On doit constater que les communiqués de l’intersyndicale (des 11 et 15 janvier) sont muets sur ce point. Et à cette date, 17 janvier, aucune des confédérations de cette intersyndicale, n’ont véritablement fait part de leur position. Par exemple, un texte de la CGT du 13 janvier fait une critique au vitriol de la conférence de financement qui, dit-il, « n’aura aucune marge de manœuvre », mais il ne dit rien du nécessaire boycott de cette conférence.
Même si les directions de FO et de la CGT s’apprêtent à y aller, quel salarié pourrait accepter que son syndicat participe à ce piège ?
Assez de concertations, assez de compromissions, assez de dialogue social !

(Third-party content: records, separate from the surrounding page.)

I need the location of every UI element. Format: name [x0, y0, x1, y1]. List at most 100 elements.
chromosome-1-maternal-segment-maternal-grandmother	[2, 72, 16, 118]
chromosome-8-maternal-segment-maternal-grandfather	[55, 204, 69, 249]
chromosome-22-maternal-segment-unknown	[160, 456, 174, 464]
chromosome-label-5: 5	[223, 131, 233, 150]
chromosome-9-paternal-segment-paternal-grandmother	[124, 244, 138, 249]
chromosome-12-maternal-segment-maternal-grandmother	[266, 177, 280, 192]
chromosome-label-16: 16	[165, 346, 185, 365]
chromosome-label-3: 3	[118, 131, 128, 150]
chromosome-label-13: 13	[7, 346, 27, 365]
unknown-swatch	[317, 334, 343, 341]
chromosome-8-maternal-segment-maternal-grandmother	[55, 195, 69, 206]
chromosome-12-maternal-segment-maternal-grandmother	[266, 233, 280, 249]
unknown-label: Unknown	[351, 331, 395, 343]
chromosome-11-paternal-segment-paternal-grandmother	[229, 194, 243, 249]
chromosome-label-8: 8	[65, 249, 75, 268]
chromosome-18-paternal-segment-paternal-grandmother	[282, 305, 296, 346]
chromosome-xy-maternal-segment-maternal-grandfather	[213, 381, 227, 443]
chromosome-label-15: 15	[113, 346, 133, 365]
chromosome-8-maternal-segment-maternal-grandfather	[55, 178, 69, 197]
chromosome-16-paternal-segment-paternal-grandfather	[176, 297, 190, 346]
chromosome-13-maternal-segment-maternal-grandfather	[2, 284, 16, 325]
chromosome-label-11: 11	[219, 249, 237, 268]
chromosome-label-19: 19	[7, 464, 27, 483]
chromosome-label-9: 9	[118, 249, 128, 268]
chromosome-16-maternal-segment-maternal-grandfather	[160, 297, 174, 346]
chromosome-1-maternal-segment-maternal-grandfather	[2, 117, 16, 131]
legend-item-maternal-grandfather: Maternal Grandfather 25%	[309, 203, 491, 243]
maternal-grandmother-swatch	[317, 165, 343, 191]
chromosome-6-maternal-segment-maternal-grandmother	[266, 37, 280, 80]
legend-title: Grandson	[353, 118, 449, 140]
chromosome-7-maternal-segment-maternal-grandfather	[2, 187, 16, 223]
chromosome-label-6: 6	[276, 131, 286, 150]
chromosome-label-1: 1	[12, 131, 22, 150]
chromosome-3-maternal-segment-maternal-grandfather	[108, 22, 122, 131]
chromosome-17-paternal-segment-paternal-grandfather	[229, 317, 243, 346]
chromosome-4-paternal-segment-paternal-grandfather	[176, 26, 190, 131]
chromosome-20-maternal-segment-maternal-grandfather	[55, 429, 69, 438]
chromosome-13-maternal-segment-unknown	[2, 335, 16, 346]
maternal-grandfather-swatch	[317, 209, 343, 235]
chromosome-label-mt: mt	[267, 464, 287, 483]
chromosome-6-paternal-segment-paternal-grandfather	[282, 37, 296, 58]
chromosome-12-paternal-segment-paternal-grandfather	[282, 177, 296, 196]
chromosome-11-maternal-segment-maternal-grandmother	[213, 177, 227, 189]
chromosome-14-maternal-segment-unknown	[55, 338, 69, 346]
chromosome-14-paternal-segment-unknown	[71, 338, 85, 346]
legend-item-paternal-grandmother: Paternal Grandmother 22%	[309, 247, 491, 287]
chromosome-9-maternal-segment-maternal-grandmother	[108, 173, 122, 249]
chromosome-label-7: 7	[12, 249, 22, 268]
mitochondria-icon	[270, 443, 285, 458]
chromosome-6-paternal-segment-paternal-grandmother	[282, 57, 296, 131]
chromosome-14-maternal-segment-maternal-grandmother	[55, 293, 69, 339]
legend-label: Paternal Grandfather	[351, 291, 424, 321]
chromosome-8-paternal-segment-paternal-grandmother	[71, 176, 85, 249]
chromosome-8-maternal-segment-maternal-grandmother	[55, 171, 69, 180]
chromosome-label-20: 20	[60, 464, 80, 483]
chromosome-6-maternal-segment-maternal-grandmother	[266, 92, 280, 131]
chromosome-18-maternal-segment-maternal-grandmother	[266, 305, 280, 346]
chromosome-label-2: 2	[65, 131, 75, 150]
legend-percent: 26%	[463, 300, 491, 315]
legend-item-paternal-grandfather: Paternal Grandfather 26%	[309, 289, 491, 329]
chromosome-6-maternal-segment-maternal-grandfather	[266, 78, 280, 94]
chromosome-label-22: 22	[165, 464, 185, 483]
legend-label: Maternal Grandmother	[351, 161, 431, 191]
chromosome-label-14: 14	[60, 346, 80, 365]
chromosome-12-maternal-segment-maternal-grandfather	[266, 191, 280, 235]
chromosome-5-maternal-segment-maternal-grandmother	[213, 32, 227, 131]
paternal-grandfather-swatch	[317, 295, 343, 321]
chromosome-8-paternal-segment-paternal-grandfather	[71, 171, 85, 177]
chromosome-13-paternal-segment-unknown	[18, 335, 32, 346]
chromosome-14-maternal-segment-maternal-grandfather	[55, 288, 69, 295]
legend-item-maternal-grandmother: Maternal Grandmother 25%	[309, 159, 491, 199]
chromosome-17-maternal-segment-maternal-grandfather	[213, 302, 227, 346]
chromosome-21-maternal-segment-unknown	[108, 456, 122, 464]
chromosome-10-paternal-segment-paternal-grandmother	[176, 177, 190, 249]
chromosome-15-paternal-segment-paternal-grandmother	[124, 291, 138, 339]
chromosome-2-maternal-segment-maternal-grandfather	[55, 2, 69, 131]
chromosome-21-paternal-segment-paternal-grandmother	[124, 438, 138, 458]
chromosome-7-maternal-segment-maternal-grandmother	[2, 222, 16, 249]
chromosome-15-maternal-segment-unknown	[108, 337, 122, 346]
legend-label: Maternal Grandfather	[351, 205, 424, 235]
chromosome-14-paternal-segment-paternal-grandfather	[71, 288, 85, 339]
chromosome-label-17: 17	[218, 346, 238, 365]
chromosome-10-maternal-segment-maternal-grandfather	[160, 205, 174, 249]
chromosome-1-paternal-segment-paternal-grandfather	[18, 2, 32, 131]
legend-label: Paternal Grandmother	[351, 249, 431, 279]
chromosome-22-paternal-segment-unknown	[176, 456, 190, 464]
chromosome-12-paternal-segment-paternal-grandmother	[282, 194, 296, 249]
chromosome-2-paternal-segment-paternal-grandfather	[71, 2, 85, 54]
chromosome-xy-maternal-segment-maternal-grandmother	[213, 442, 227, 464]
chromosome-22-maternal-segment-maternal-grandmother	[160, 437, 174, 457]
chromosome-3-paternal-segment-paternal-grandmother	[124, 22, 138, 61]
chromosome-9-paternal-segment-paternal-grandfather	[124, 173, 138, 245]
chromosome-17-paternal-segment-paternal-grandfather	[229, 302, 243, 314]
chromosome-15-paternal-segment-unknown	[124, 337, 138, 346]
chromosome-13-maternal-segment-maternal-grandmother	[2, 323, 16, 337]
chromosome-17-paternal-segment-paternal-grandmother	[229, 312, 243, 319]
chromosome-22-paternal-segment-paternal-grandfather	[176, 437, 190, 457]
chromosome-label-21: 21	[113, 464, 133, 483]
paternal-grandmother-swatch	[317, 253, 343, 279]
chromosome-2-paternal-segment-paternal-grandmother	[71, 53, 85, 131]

Or, il y a déjà eu d’innombrables séances de concertations avec le gouvernement sur ce projet : 18 mois de concertation avant octobre 2019 ; une nouvelle série de concertations en octobre novembre 2019 ; d’autres rencontres en décembre après le début de la grève ; des rencontres le 10 janvier pour préciser le projet de conférence de financement ; des concertations spécifiques à la Fonction publique à partir du 8 janvier, et d’autre avec la ministre Buzyn dans la Fonction publique hospitalière à partir du 13 janvier ; des rencontres avec Blanquer du 13 au 15 janvier, suivies d’un calendrier de concertations jusqu’à fin juin ; entretiens avec F. Vidal, ministre de l’Enseignement Supérieur et de la Recherche… La liste est sans fin.
Parfois un syndicat refuse de jouer le jeu du dialogue social du fait de la mobilisation de la base : cela a été le cas de la majorité des syndicats de cheminots des mois durant, cela a été le cas de deux fédérations de la Fonction publique le 8 janvier. Mais ces positions sont trop rares.
On ne peut pas aider le gouvernement en discutant sans fin de ce projet et prétendre en même temps combattre pour le retrait de la réforme : les dirigeants syndicaux doivent cesser immédiatement de participer à toutes ces réunions.
Sur cette base, l’unité peut être réalisée pour un combat efficace, par la grève et les manifestations, par la manifestation nationale pour imposer le retrait de la réforme.